It's Not a Bug, It's a Feature: How Misclassification Impacts Bug Prediction

Reviewed by Greg Wilson / 2013-06-13
Keywords: Research Methods

Herzig2013 Kim Herzig, Sascha Just, and Andreas Zeller: "It's not a bug, it's a feature: How misclassification impacts bug prediction". 2013 35th International Conference on Software Engineering (ICSE), 10.1109/icse.2013.6606585.

In a manual examination of more than 7,000 issue reports from the bug databases of five open-source projects, we found 33.8% of all bug reports to be misclassified—that is, rather than referring to a code fix, they resulted in a new feature, an update to documentation, or an internal refactoring. This misclassification introduces bias in bug prediction models, confusing bugs and features: On average, 39% of files marked as defective actually never had a bug. We estimate the impact of this misclassification on earlier studies and recommend manual data validation for future studies.

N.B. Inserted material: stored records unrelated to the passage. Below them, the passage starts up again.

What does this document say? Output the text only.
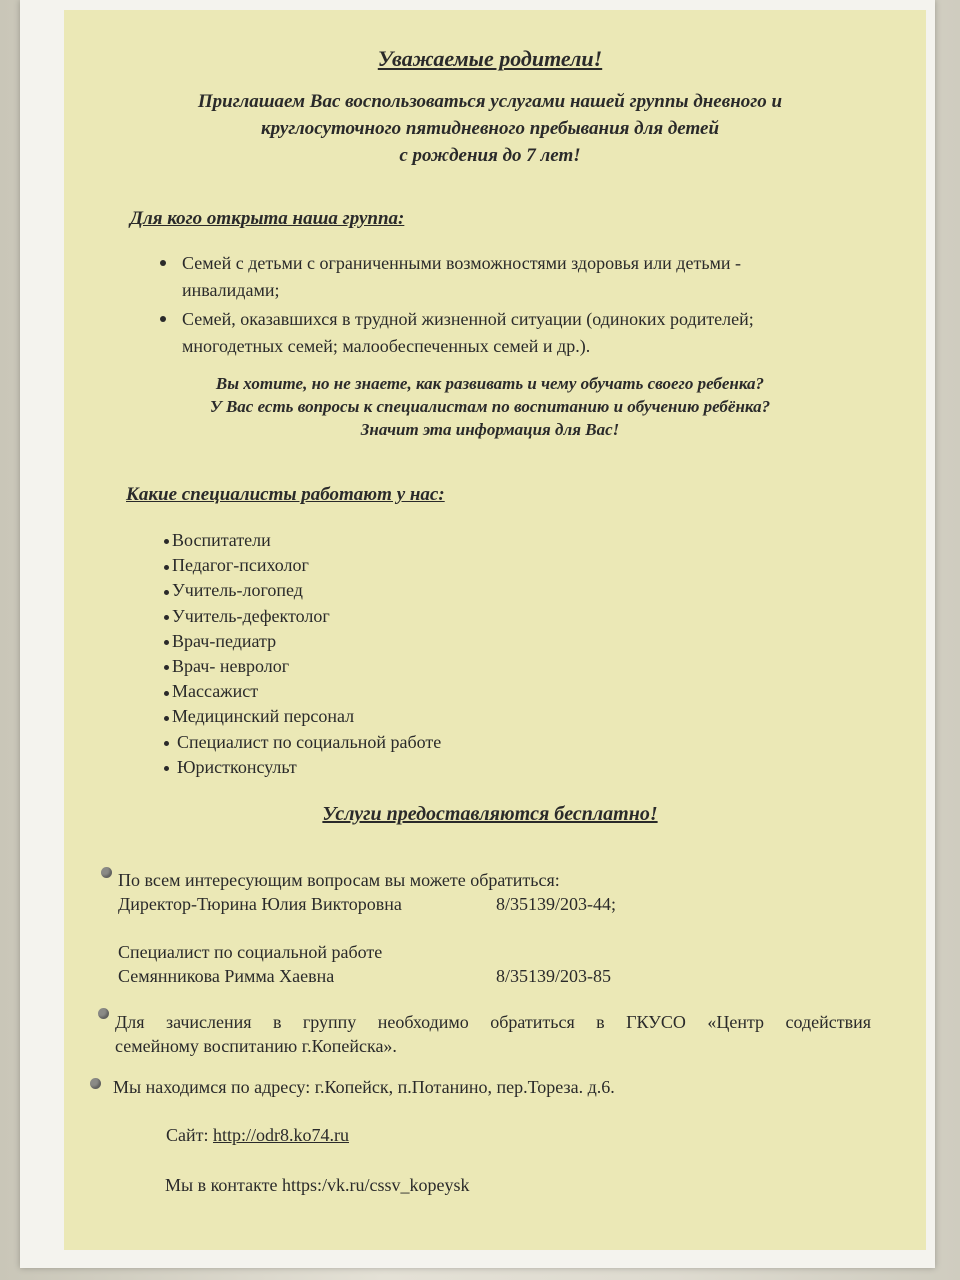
Уважаемые родители!
Приглашаем Вас воспользоваться услугами нашей группы дневного и
круглосуточного пятидневного пребывания для детей
с рождения до 7 лет!
Для кого открыта наша группа:
Семей с детьми с ограниченными возможностями здоровья или детьми -
инвалидами;
Семей, оказавшихся в трудной жизненной ситуации (одиноких родителей;
многодетных семей; малообеспеченных семей и др.).
Вы хотите, но не знаете, как развивать и чему обучать своего ребенка?
У Вас есть вопросы к специалистам по воспитанию и обучению ребёнка?
Значит эта информация для Вас!
Какие специалисты работают у нас:
Воспитатели
Педагог-психолог
Учитель-логопед
Учитель-дефектолог
Врач-педиатр
Врач- невролог
Массажист
Медицинский персонал
Специалист по социальной работе
Юристконсульт
Услуги предоставляются бесплатно!
По всем интересующим вопросам вы можете обратиться:
Директор-Тюрина Юлия Викторовна	8/35139/203-44;
Специалист по социальной работе
Семянникова Римма Хаевна	8/35139/203-85
Для зачисления в группу необходимо обратиться в ГКУСО «Центр содействия
семейному воспитанию г.Копейска».
Мы находимся по адресу: г.Копейск, п.Потанино, пер.Тореза. д.6.
Сайт: http://odr8.ko74.ru
Мы в контакте https:/vk.ru/cssv_kopeysk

The popular media often gets very excited when a new study overturns an old one. Skeptics seize on this as proof that scientists don't know what they're talking about; what they fail to realize is that this is often actually evidence that science is working as it should. To paraphrase Enrico Fermi, its goal is to leave us confused, but on a higher level, and the insight that comes from realizing that earlier questions were poorly phrased, or their answers mis-understood, is often as valuable as any "Eureka!" moment.

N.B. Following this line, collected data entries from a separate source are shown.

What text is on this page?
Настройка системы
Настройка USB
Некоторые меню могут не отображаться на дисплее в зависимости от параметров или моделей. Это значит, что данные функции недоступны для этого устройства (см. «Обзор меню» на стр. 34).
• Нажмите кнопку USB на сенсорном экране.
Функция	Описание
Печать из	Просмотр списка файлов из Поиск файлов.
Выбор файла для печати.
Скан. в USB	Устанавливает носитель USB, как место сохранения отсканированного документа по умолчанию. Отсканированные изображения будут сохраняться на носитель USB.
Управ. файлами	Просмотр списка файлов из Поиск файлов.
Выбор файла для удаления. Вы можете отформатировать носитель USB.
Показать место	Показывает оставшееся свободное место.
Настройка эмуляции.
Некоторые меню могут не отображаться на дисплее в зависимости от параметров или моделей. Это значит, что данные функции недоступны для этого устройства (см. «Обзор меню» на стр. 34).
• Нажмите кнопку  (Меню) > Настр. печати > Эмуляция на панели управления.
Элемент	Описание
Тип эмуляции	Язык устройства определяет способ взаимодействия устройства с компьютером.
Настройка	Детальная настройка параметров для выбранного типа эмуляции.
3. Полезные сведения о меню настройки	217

This paper is a prime example of that, and evidence of how quickly empirical software engineering research is maturing. By carefully examining thousands of bug reports from several projects, they have found that many mis-report themselves in ways that will inevitably skew the results of simplistic data mining. From one perspective, it's just a large-scale replication of Aranda and Venolia's "Secret Life of Bugs" paper from ICSE 2009, but there's a lot of hard work hiding in that "just". And while this kind of research may not feel like a big step forward, it's what ensures that the next generation of studies will be more useful. Like the Lewis et al paper on the usability of bug prediction tools described a few days ago, it gives practitioners a more trustworthy foundation for translating insights into projections and decisions.